Flooding Reality Check

When it comes to flooding, the Sacramento region needs a reality check. 

Let’s face facts.  While there has been some recent progress in acknowledging the severity of the risk faced by the Sacramento region, there has been almost no recognition among elected officials that minimizing the risk will require major policy and land use changes — in existing neighborhoods and undeveloped areas.  Many of Sacramento’s most flood-prone neighborhoods, such as The Pocket and other areas south of Downtown as well as most of the southern portion of the Natomas Basin, are already developed.  Given the numerous challenges we face in minimizing the risk faced by existing neighborhoods, how can we even consider putting more people in harms way in undeveloped parts of the Natomas Basin?

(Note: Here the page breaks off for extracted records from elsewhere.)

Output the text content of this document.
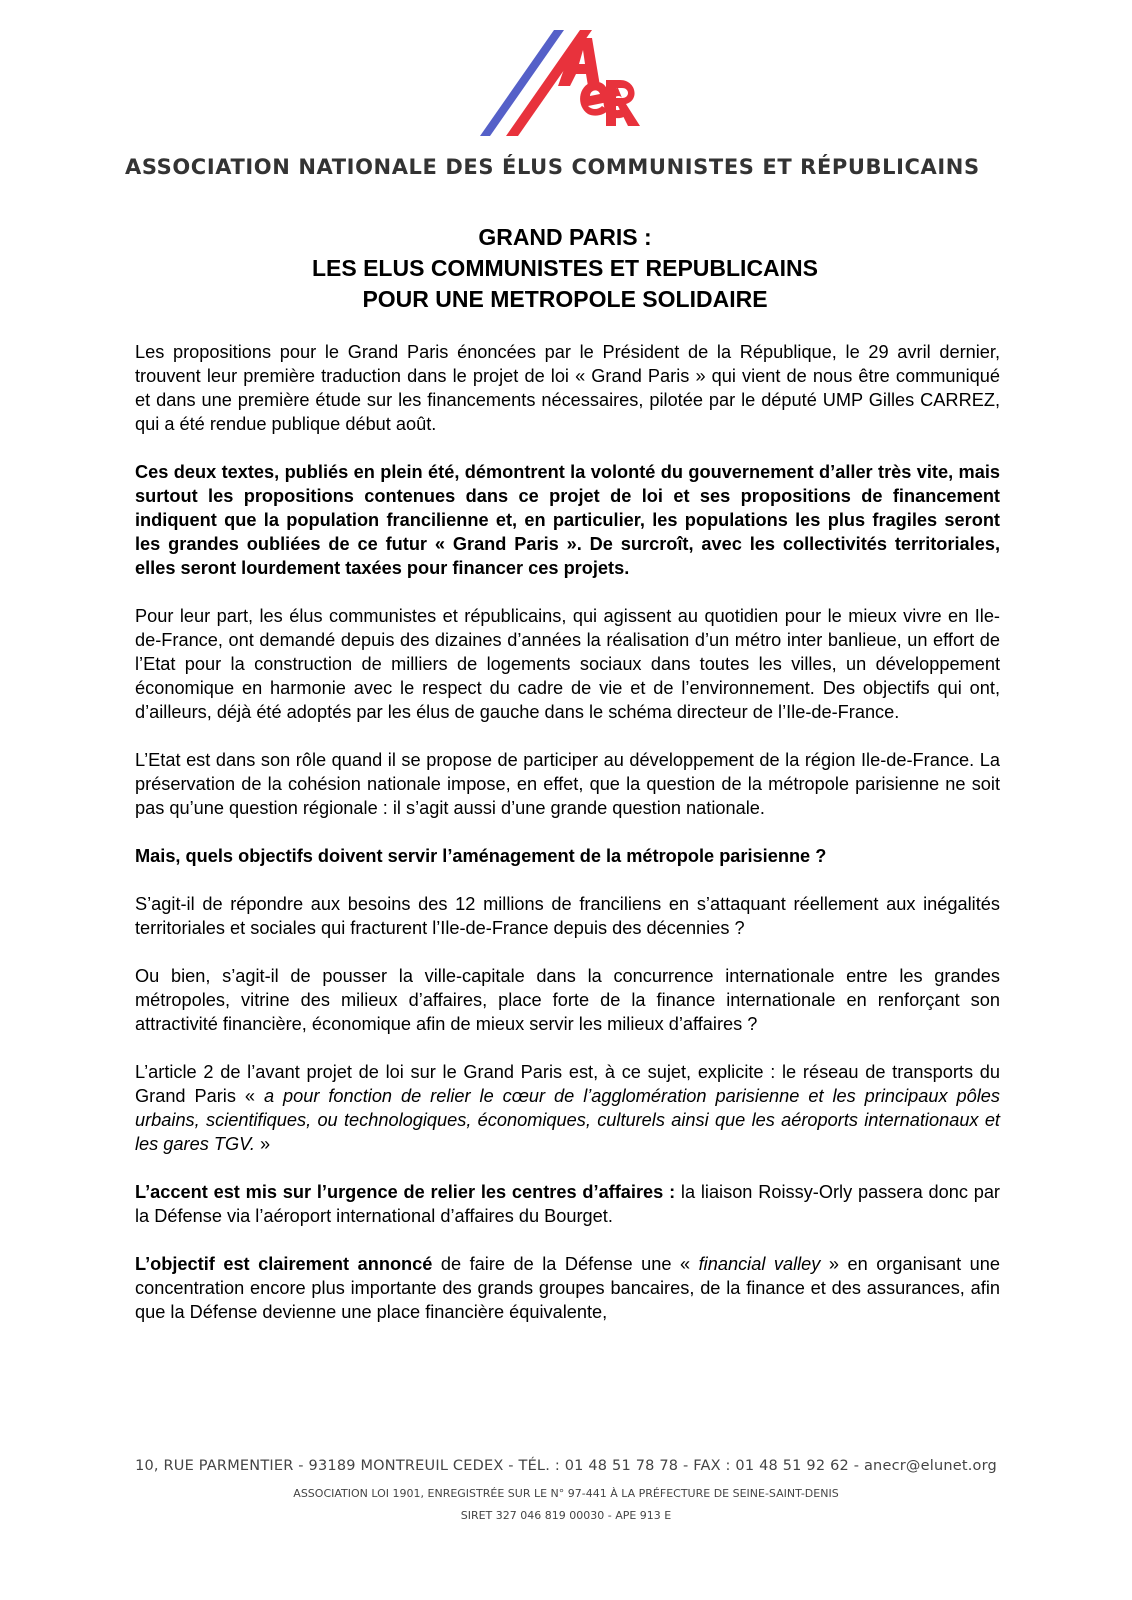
ASSOCIATION NATIONALE DES ÉLUS COMMUNISTES ET RÉPUBLICAINS
GRAND PARIS :
LES ELUS COMMUNISTES ET REPUBLICAINS
POUR UNE METROPOLE SOLIDAIRE

Les propositions pour le Grand Paris énoncées par le Président de la République, le 29 avril dernier, trouvent leur première traduction dans le projet de loi « Grand Paris » qui vient de nous être communiqué et dans une première étude sur les financements nécessaires, pilotée par le député UMP Gilles CARREZ, qui a été rendue publique début août.

Ces deux textes, publiés en plein été, démontrent la volonté du gouvernement d’aller très vite, mais surtout les propositions contenues dans ce projet de loi et ses propositions de financement indiquent que la population francilienne et, en particulier, les populations les plus fragiles seront les grandes oubliées de ce futur « Grand Paris ». De surcroît, avec les collectivités territoriales, elles seront lourdement taxées pour financer ces projets.

Pour leur part, les élus communistes et républicains, qui agissent au quotidien pour le mieux vivre en Ile-de-France, ont demandé depuis des dizaines d’années la réalisation d’un métro inter banlieue, un effort de l’Etat pour la construction de milliers de logements sociaux dans toutes les villes, un développement économique en harmonie avec le respect du cadre de vie et de l’environnement. Des objectifs qui ont, d’ailleurs, déjà été adoptés par les élus de gauche dans le schéma directeur de l’Ile-de-France.

L’Etat est dans son rôle quand il se propose de participer au développement de la région Ile-de-France. La préservation de la cohésion nationale impose, en effet, que la question de la métropole parisienne ne soit pas qu’une question régionale : il s’agit aussi d’une grande question nationale.

Mais, quels objectifs doivent servir l’aménagement de la métropole parisienne ?

S’agit-il de répondre aux besoins des 12 millions de franciliens en s’attaquant réellement aux inégalités territoriales et sociales qui fracturent l’Ile-de-France depuis des décennies ?

Ou bien, s’agit-il de pousser la ville-capitale dans la concurrence internationale entre les grandes métropoles, vitrine des milieux d’affaires, place forte de la finance internationale en renforçant son attractivité financière, économique afin de mieux servir les milieux d’affaires ?

L’article 2 de l’avant projet de loi sur le Grand Paris est, à ce sujet, explicite : le réseau de transports du Grand Paris « a pour fonction de relier le cœur de l’agglomération parisienne et les principaux pôles urbains, scientifiques, ou technologiques, économiques, culturels ainsi que les aéroports internationaux et les gares TGV. »

L’accent est mis sur l’urgence de relier les centres d’affaires : la liaison Roissy-Orly passera donc par la Défense via l’aéroport international d’affaires du Bourget.

L’objectif est clairement annoncé de faire de la Défense une « financial valley » en organisant une concentration encore plus importante des grands groupes bancaires, de la finance et des assurances, afin que la Défense devienne une place financière équivalente,

10, RUE PARMENTIER - 93189 MONTREUIL CEDEX - TÉL. : 01 48 51 78 78 - FAX : 01 48 51 92 62 - anecr@elunet.org
ASSOCIATION LOI 1901, ENREGISTRÉE SUR LE N° 97-441 À LA PRÉFECTURE DE SEINE-SAINT-DENIS
SIRET 327 046 819 00030 - APE 913 E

In spite of longstanding concerns about the state of the levees protecting the Natomas Basin, the City and County of Sacramento relied on the legal fiction of compliance with an inadequate federal “100-year flood” risk standard to approve extensive development in the Basin with no height regulations or insurance requirements.  As a result, thousands of Sacramentans now risk losing their homes, businesses, belongings, and even their lives.  If the levees fail, parts of the Basin will be 25 feet under water.  People who do not evacuate and are trapped may very likely drown.

In recent months, numerous elected officials and developers have touted the goal of achieving protection from the so-called “100-year flood event” by continuing to develop the Basin and linking levee upgrades to assessments on new construction.  The implication is that this is an “acceptable” level of risk and that the only way to pay for levee improvements is by putting thousands more people in harms way.  This is not acceptable; it is unconscionable.  Protection from the “100-year event” is a convenient and potentially lethal fiction.  Justifying development for tens of thousands more potential drowning victims by having them pay for the illusion of flood protection is fiscally unsound and ethically bankrupt.  There is no actual significance to “100-year” protection.  New Orleans had better than 100-year protection — before Katrina.

We simply can not afford to keep ignoring the real costs of putting humans in flood basins.  Real protection from flooding requires placing the public good above developers’ interests.  Real protection demands leadership in making difficult decisions.

Real protection means prohibiting development near rivers and levees so that rivers can flow more freely without risk of overtopping or breaking through levees and inundating neighborhoods.

Real protection means locating and designing human structures to minimize the likelihood of catastrophe should flooding occur — things like height requirements and not building in particularly deep areas.

Real protection means updated water management systems throughout Northern California so that the rivers and creeks running through and around Sacramento do not reach levee-threatening levels except in the most extreme circumstances.

And real protection means mandatory insurance in flood-prone areas so that when flooding does occur, people don’t lose everything.

Real protection will be expensive — but it will be an investment in our future.  The devastation of a major flood will be a much more costly — and avoidable — human tragedy.  This, in essence, is our choice.  If we continue ignoring reality, it will only be a matter of time before the rivers flowing around and through our region deliver a catastrophic reality check.